September 24, 2009

In Brief: Salazar v. Buono

On Oct. 7, 2009, the U.S. Supreme Court will hear oral arguments in Salazar v. Buono, a case involving a constitutional challenge to the presence of an eight-foot-tall Christian cross in the Mojave National Preserve in San Bernardino County, Calif. The case arose when Frank Buono, a former assistant superintendent of the preserve, filed a lawsuit demanding that the National Park Service, which administers the preserve, remove the cross. Buono argued that because the cross is on government land it amounts to a government endorsement of religion and thus violates the Establishment Clause of the First Amendment to the U.S. Constitution. After eight years of litigation in lower courts, the case is now before the Supreme Court. The high court’s decision has the potential to determine the fate of the cross and similar displays across the country as well as to limit who may bring Establishment Clause lawsuits in federal court.

The Pew Research Center’s Forum on Religion & Public Life provides a brief overview of the case’s long path to the Supreme Court and the arguments that the parties are likely to make when they appear before the justices.


What is the origin of this controversy?

In 1934, the Veterans of Foreign Wars (VFW), a private organization, honored World War I veterans by placing a Christian cross on top of a large outcropping known as Sunrise Rock, on public land in what is now the Mojave National Preserve. Over the years, other private groups and individuals have replaced the cross several times; the current cross was erected in 1998 by Henry Sandoz, a private citizen who lives in the area.
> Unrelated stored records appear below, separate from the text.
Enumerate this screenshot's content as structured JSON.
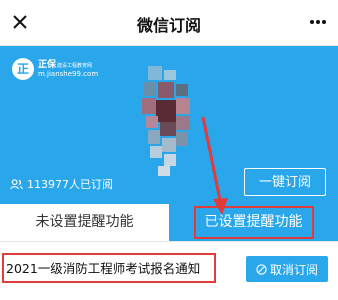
{
  "header": {
    "title": "微信订阅",
    "close_icon": "close-icon",
    "more_icon": "more-icon"
  },
  "banner": {
    "logo": {
      "mark": "正",
      "name": "正保",
      "name_small": "建设工程教育网",
      "url": "m.jianshe99.com"
    },
    "subscribers_text": "113977人已订阅",
    "subscribe_all_label": "一键订阅",
    "colors": {
      "background": "#2aa6ea"
    }
  },
  "tabs": {
    "unset_label": "未设置提醒功能",
    "set_label": "已设置提醒功能",
    "active": "set"
  },
  "list": {
    "items": [
      {
        "label": "2021一级消防工程师考试报名通知",
        "action_label": "取消订阅"
      }
    ]
  },
  "colors": {
    "accent": "#2aa6ea",
    "highlight": "#e23b3b"
  }
}
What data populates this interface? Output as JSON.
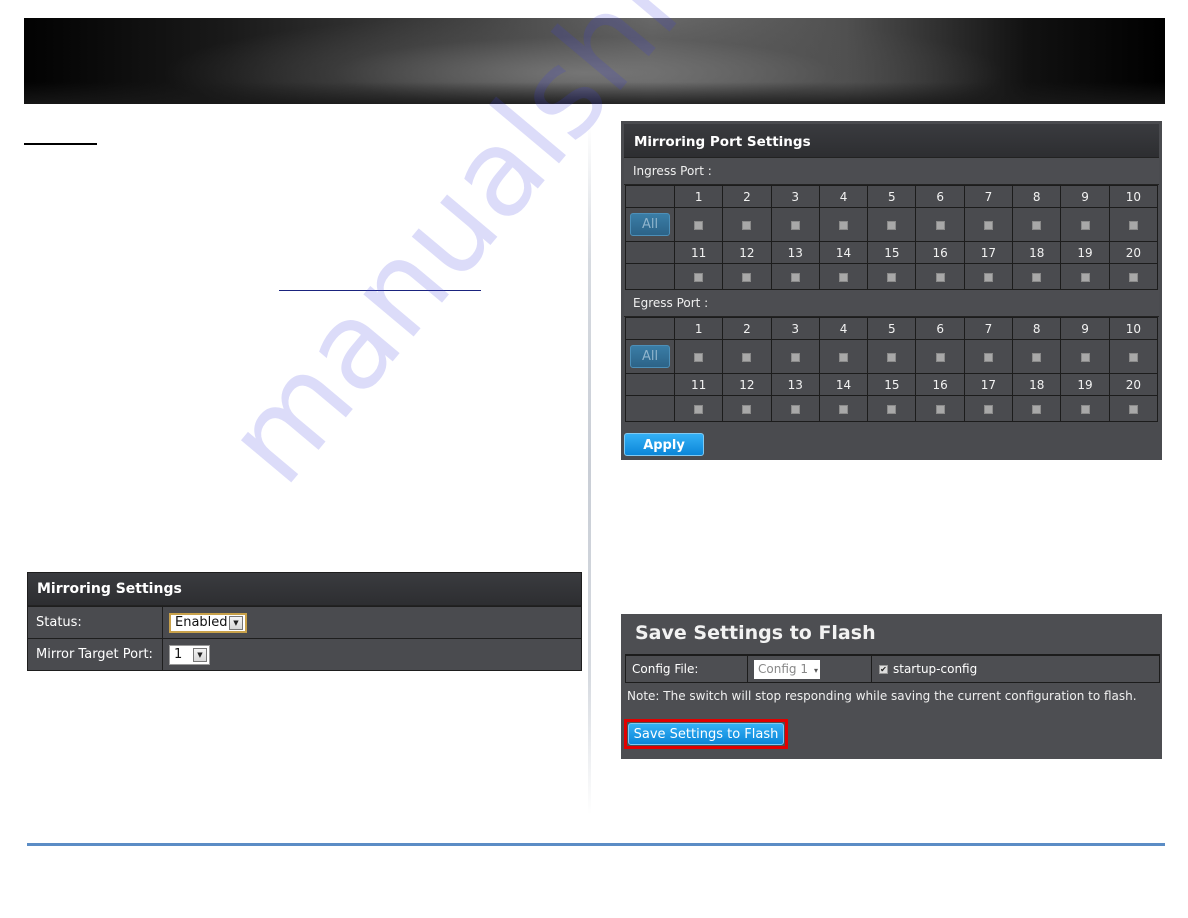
{
  "mirroring_settings": {
    "title": "Mirroring Settings",
    "status_label": "Status:",
    "status_value": "Enabled",
    "target_port_label": "Mirror Target Port:",
    "target_port_value": "1"
  },
  "mirroring_port_settings": {
    "title": "Mirroring Port Settings",
    "ingress_label": "Ingress Port :",
    "egress_label": "Egress Port :",
    "all_label": "All",
    "apply_label": "Apply",
    "ports_row1": [
      "1",
      "2",
      "3",
      "4",
      "5",
      "6",
      "7",
      "8",
      "9",
      "10"
    ],
    "ports_row2": [
      "11",
      "12",
      "13",
      "14",
      "15",
      "16",
      "17",
      "18",
      "19",
      "20"
    ],
    "ingress_checked": [
      false,
      false,
      false,
      false,
      false,
      false,
      false,
      false,
      false,
      false,
      false,
      false,
      false,
      false,
      false,
      false,
      false,
      false,
      false,
      false
    ],
    "egress_checked": [
      false,
      false,
      false,
      false,
      false,
      false,
      false,
      false,
      false,
      false,
      false,
      false,
      false,
      false,
      false,
      false,
      false,
      false,
      false,
      false
    ]
  },
  "save_settings": {
    "title": "Save Settings to Flash",
    "config_file_label": "Config File:",
    "config_file_value": "Config 1",
    "startup_config_label": "startup-config",
    "startup_config_checked": true,
    "note": "Note: The switch will stop responding while saving the current configuration to flash.",
    "button_label": "Save Settings to Flash"
  },
  "icons": {
    "dropdown": "▾",
    "checkbox_checked": "✔"
  },
  "colors": {
    "panel_bg": "#4a4b4f",
    "button_blue": "#1a9be6",
    "highlight_red": "#e10000",
    "footer_rule": "#5b8cc5"
  },
  "watermark": "manualshive.com"
}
In 1999, a Utah resident asked the National Park Service for permission to erect a stupa, a type of Buddhist memorial, near the cross. The Park Service rejected the request, saying that federal law prohibits private parties from installing memorials and other permanent displays on federal property without authorization. In rejecting the Buddhist memorial, the Park Service also declared that it intended to remove the cross from Sunrise Rock because the bureau had never authorized its installation. In December 2000, in response to this announcement, the U.S. Congress passed a law prohibiting the use of government funds to remove the cross. Following the passage of this law, the Park Service did not remove the cross from Sunrise Rock.

How did the case progress through the federal court system and ultimately to the U.S. Supreme Court?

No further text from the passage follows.